4.  Conclusion.  The judgment of dismissal is vacated, and the case is remanded to the Boston Municipal Court for further proceedings consistent with this opinion.[9]

So ordered.



     [1] Since this case was argued, Dookhan has pleaded guilty to numerous criminal charges, including evidence tampering, perjury, and witness intimidation.  An investigation by the office of the Inspector General into the practices and procedures of the William A. Hinton State Laboratory Institute (Hinton drug lab) remains ongoing.

     [2] Prior to filing his motion to dismiss, the defendant filed two motions for discovery.  The first one, filed on December 30, 2011, required the Commonwealth to provide, if in its possession, “[a]ny exculpatory information in the hands of the police or other agencies.”  A judge in the Boston Municipal Court allowed the motion.  The second one, filed on October 24, 2012, requested specific information pertaining to the Hinton drug lab.  The judge took no action on this motion before ruling on the defendant’s motion to dismiss.  Nonetheless, it appears that the Commonwealth provided the defendant with discovery materials on November 19, 2012.  The Commonwealth then provided the defendant with additional discovery materials on December 13, 2012, including a 101-page discovery packet produced by the office of the Attorney General, and a 446-page discovery packet produced by the Department of Public Health (department).

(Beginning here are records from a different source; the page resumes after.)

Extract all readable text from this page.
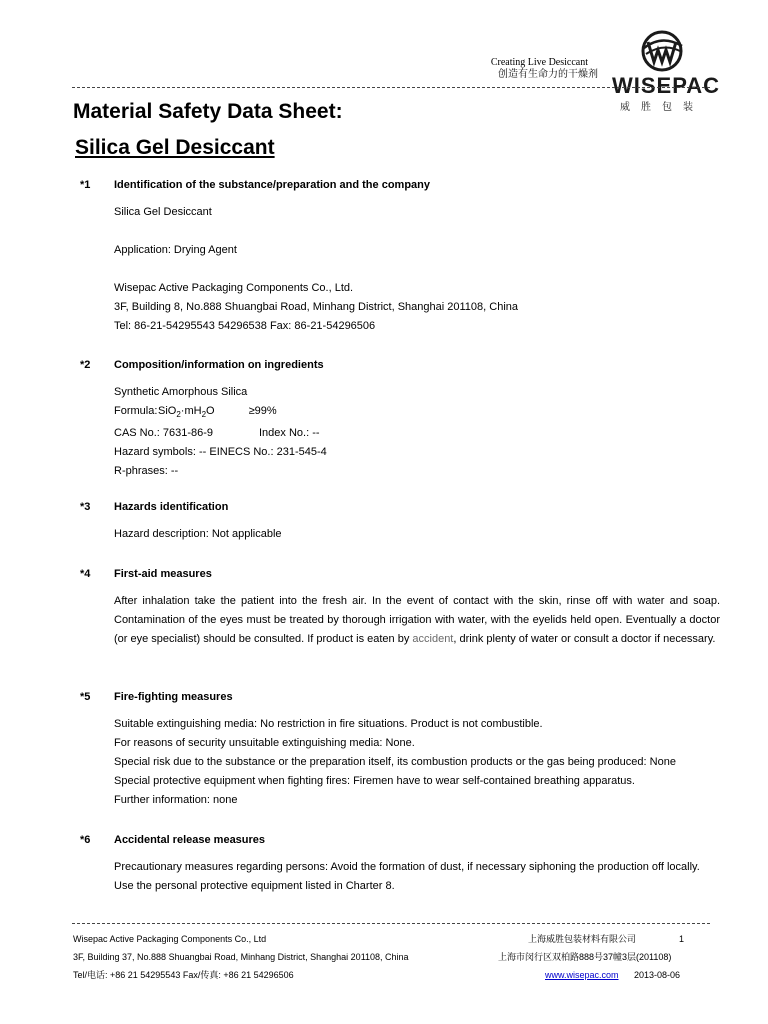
Creating Live Desiccant
创造有生命力的干燥剂 WISEPAC
威胜包装
Material Safety Data Sheet:
Silica Gel Desiccant
*1 Identification of the substance/preparation and the company
Silica Gel Desiccant
Application: Drying Agent
Wisepac Active Packaging Components Co., Ltd.
3F, Building 8, No.888 Shuangbai Road, Minhang District, Shanghai 201108, China
Tel: 86-21-54295543 54296538 Fax: 86-21-54296506
*2 Composition/information on ingredients
Synthetic Amorphous Silica
$Formula:SiO_2\cdot mH_2O$	≥99%
CAS No.: 7631-86-9	Index No.: --
Hazard symbols: -- EINECS No.: 231-545-4
R-phrases: --
*3 Hazards identification
Hazard description: Not applicable
*4 First-aid measures
After inhalation take the patient into the fresh air. In the event of contact with the skin, rinse off with water and soap. Contamination of the eyes must be treated by thorough irrigation with water, with the eyelids held open. Eventually a doctor (or eye specialist) should be consulted. If product is eaten by accident, drink plenty of water or consult a doctor if necessary.
*5 Fire-fighting measures
Suitable extinguishing media: No restriction in fire situations. Product is not combustible.
For reasons of security unsuitable extinguishing media: None.
Special risk due to the substance or the preparation itself, its combustion products or the gas being produced: None
Special protective equipment when fighting fires: Firemen have to wear self-contained breathing apparatus.
Further information: none
*6 Accidental release measures
Precautionary measures regarding persons: Avoid the formation of dust, if necessary siphoning the production off locally.
Use the personal protective equipment listed in Charter 8.
Wisepac Active Packaging Components Co., Ltd	上海威胜包装材料有限公司	1
3F, Building 37, No.888 Shuangbai Road, Minhang District, Shanghai 201108, China	上海市闵行区双柏路888号37幢3层(201108)
Tel/电话: +86 21 54295543 Fax/传真: +86 21 54296506	www.wisepac.com 2013-08-06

     [3] The notary public on these four certificates of drug analysis (drug certificates) was Hevis Lleshi.

     [4] The following statement appears on the drug certificate directly above the line where the signature of Dookhan appears as notary public:  “On this day, December 28th, 2011, before me, the undersigned notary public, personally appeared the above signed subscriber(s), having proved to me through Department of Public Health documentation to be the person(s) whose name(s) is/are signed on this certificate and to be (an) assistant analyst(s) of the Department of Public Health, and who swore to me that the contents of this document are truthful and accurate to the best of his/her/their knowledge and belief.”

     [5] During an interview with State police Detective Lieutenant Robert M. Irwin on August 21, 2012, Renczkowski stated that sometime in April or May, 2011, Dookhan improperly put Renczkowski’s initials on a “control sheet,” indicating that the information that had been written thereon by Dookhan, as the primary chemist, was correct.  Renczkowski further stated that, prior to being alerted about the matter, he had not seen this control sheet, and that Dookhan had forged his initials on it.  During an interview with Detective Lieutenant Irwin on August 28, 2012, Frasca did not mention that Dookhan had interfered or tampered with her work at the Hinton drug lab.

     [6] According to a written report from the department, prepared after a comprehensive internal analysis of the policies, procedures, leadership, and infrastructure of the Hinton drug lab, Dookhan was relieved of her duties there as of June 21, 2011, and she was reassigned to perform administrative tasks outside the Hinton drug lab.

     [7] It is unclear from the record exactly why the defendant remained in jail for fourteen months.  The judge expressly recognized that it was not all due to the Commonwealth’s lack of prosecution.  We note that on July 19, 2012, the defendant was indicted in the Superior Court on two counts of assault by means of a dangerous weapon, G. L. c. 265, § 15B (b), and one count of assault and battery, G. L. c. 265, § 13A (a).  His bail was set at $ 5,000 cash or $ 50,000 surety.  According to the Commonwealth,

that matter remains open.

     [8] In his order allowing the defendant’s motion to dismiss, the judge did not indicate whether the dismissal was “with prejudice” or “without prejudice.”  Given that the defendant specifically requested “a dismissal without prejudice” in his memorandum of law in support of his motion to dismiss, we shall assume that this is the type of order that the judge entered.

     [9] Given that the investigation of the Hinton drug lab remains ongoing, if the judge has concerns about the amount of time the defendant already has spent in custody on the pending drug charges, he can revisit the matter of bail.